There is a theorem which says that the ring of symmetric polynomials is just $k[\sigma_1, \dots \sigma_n]$, where $\sigma_i$ are the elementary symmetric polynomials. So you need to show that $\sigma_i \in k[p_1, \dots,p_n]$ for every $1 \leq i \leq n$. $\sigma_1$ is definitely there. $p_1^2 = p_2 + (1+1)\sigma_2$, so we can write $\sigma_1 = (p_1^2 - p_2) / (1+1)$, since the characteristic of $k$ is $0$. Likewise using some induction you can show that every $\sigma_i$ is in the $k$ module generated by all the symmetric polynomials constructed on the previous step.
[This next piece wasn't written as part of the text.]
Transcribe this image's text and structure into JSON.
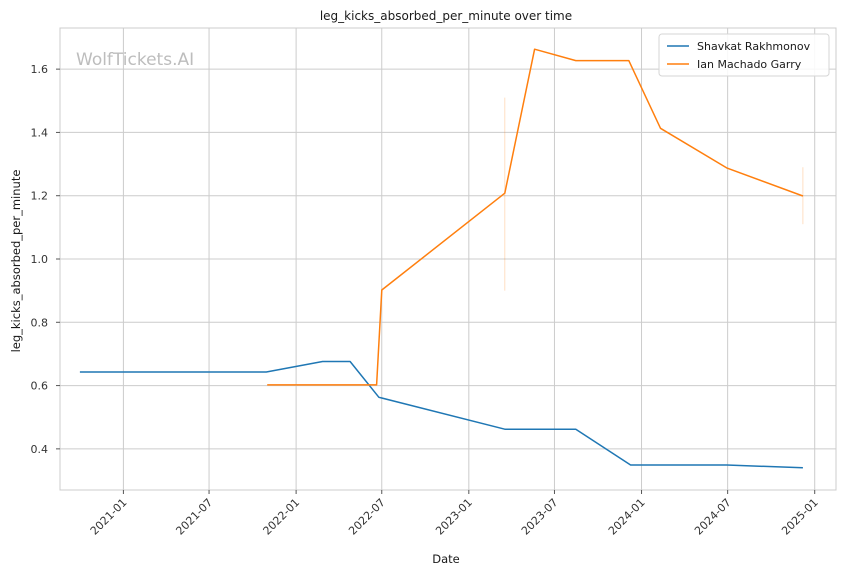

Edit : It's easier then I thought. The inductive hypothesis is that $k[\sigma_1, \dots, \sigma_i] = k[p_1,\dots,p_i]$. Then as the theorem says that $p_{i+1} \in k[\sigma_1, \dots,\sigma_n]$ or actually in $k[\sigma_1, \dots , \sigma_{i+1}]$, because the rest are of higher order. So $p_{i+1} = a\sigma_{i+1} + g(\sigma_1, \dots, \sigma_i)$, where $g \in k[t_1, \dots, t_i]$ and $a \neq 0$. By the inductive hypothesis $g(\sigma_1, \dots, \sigma_i) \in k[p_1, \dots, p_i]$, so $\sigma_{i+1} \in k[p_1, \dots, p_{i+1}]$.